The third is that a central target cannot recognise the different pressures in different parts of the country. National averages for house prices are meaningless in the real world because the same house will be many times the price on the outskirts of Sevenoaks as the outskirts of Sunderland. This is precisely why we need local decisions, expressed in local plans, about the scale of development needed in each area. What we also need is a redoubling of effort on Levelling Up – which is after all what this Bill is supposed to be about. If the opportunities to get ahead and do well were better spread around the country the housing pressures in London and the South East would be eased.

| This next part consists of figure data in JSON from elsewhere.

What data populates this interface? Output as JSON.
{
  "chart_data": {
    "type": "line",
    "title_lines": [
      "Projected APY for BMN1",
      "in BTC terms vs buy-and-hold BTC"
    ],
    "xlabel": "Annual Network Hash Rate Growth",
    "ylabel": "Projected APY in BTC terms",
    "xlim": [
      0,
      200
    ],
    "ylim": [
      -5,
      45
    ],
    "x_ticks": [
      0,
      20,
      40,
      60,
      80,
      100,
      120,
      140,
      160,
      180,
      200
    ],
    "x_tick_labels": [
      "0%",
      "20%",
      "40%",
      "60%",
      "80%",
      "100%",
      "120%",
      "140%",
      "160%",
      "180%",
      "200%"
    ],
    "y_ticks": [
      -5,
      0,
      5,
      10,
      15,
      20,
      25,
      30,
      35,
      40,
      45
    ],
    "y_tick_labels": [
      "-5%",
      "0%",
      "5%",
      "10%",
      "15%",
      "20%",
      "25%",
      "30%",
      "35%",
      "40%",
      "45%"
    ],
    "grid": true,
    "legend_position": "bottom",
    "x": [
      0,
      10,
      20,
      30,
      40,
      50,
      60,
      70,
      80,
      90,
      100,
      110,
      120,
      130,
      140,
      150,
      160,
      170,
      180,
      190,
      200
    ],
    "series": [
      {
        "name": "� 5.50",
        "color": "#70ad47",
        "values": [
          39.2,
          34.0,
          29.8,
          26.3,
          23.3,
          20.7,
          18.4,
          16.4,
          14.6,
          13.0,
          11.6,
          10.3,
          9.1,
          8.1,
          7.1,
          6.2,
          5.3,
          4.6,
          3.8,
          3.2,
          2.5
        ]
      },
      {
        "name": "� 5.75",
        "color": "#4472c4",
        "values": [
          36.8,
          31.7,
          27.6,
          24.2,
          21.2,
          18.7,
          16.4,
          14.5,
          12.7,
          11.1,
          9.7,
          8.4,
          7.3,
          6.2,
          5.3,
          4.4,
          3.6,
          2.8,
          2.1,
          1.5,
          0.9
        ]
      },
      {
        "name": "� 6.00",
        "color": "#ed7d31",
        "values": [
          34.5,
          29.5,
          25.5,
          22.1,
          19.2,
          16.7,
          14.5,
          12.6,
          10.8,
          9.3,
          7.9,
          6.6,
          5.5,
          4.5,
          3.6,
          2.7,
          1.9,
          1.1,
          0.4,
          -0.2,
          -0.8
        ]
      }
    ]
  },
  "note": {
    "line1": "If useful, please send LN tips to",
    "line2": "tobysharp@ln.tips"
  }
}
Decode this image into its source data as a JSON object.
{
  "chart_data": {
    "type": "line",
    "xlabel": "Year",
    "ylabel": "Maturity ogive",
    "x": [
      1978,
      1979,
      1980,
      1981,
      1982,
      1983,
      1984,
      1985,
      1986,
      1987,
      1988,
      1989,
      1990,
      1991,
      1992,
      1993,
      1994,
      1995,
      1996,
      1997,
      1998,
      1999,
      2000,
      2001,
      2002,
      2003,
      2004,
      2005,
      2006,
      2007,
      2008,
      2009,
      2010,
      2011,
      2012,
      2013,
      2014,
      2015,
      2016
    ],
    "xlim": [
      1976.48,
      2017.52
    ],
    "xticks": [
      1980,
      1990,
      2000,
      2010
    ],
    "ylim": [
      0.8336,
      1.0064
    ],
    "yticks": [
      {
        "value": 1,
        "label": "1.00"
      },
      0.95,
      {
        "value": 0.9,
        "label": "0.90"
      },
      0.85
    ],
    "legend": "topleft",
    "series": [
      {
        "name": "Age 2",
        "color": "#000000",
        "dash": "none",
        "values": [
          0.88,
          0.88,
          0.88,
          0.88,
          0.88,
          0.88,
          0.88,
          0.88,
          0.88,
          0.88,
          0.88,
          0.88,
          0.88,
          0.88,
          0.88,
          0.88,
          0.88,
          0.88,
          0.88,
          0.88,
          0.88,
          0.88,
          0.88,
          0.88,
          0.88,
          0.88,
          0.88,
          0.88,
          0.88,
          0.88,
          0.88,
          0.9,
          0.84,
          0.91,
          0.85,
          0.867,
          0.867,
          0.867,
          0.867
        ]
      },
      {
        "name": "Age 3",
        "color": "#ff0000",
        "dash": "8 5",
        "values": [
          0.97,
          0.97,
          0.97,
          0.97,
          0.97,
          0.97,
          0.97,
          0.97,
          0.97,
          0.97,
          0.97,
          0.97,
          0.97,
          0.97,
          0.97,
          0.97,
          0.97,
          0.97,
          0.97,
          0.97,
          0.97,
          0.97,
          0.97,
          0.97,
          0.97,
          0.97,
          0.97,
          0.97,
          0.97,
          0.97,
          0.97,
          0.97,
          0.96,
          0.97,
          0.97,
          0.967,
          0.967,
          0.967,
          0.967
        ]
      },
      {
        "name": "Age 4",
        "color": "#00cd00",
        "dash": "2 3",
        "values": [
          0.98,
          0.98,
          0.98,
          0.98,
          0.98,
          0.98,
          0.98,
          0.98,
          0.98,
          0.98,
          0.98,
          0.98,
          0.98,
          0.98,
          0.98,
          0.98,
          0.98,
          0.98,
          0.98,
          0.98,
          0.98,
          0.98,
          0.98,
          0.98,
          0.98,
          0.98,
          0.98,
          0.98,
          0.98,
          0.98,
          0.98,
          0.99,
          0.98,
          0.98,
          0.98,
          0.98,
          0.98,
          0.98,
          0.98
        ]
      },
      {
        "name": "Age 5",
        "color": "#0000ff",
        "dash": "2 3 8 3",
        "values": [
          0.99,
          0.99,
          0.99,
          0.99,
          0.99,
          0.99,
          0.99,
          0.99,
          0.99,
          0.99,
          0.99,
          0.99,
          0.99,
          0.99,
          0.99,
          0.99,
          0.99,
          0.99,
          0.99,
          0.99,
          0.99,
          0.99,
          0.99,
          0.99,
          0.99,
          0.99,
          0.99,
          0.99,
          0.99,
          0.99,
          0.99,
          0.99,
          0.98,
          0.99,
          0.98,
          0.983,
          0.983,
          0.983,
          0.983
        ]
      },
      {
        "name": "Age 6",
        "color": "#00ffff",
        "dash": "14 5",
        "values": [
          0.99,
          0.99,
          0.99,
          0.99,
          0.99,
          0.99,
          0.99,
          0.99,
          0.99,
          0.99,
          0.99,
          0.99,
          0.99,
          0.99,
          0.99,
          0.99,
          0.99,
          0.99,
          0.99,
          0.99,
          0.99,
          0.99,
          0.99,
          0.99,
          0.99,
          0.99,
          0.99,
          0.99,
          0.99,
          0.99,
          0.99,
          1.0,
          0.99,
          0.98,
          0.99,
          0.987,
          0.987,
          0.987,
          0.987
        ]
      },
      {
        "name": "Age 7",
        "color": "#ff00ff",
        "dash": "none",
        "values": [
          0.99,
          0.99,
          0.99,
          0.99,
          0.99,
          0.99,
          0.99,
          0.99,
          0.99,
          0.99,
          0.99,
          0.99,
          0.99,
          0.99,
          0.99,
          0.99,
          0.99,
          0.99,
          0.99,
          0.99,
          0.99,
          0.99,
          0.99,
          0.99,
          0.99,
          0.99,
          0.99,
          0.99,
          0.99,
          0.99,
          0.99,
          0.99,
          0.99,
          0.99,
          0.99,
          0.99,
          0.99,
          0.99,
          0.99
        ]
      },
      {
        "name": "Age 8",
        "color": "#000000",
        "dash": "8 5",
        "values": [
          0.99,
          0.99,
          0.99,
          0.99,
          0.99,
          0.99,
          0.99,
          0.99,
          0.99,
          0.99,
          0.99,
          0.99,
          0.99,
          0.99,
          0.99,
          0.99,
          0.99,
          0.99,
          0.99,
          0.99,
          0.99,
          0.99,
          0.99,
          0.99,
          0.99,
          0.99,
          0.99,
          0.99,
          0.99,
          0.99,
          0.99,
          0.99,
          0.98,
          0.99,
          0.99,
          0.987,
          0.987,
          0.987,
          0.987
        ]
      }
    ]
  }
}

Other amendments which are in the line of fire recognise these local differences, including ones which recognise that in holiday areas the vast majority of new properties are immediately sold as second homes or holiday lets, meaning that local people never see the benefit. This is a burning issue in Devon and Cornwall, and in the Lake District, but of little interest elsewhere. And therefore ia good illustration that all planning is local – just as all politics is said to be.
I do not resile from my support for these amendments. They would promote a planning system in which responsible local councils would propose realistic targets for their area, and would have the means both to promote housebuilding in the right places, and resist it where it is not wanted. If we can achieve that, we can take the heat out of the debate, and we can all be friends again.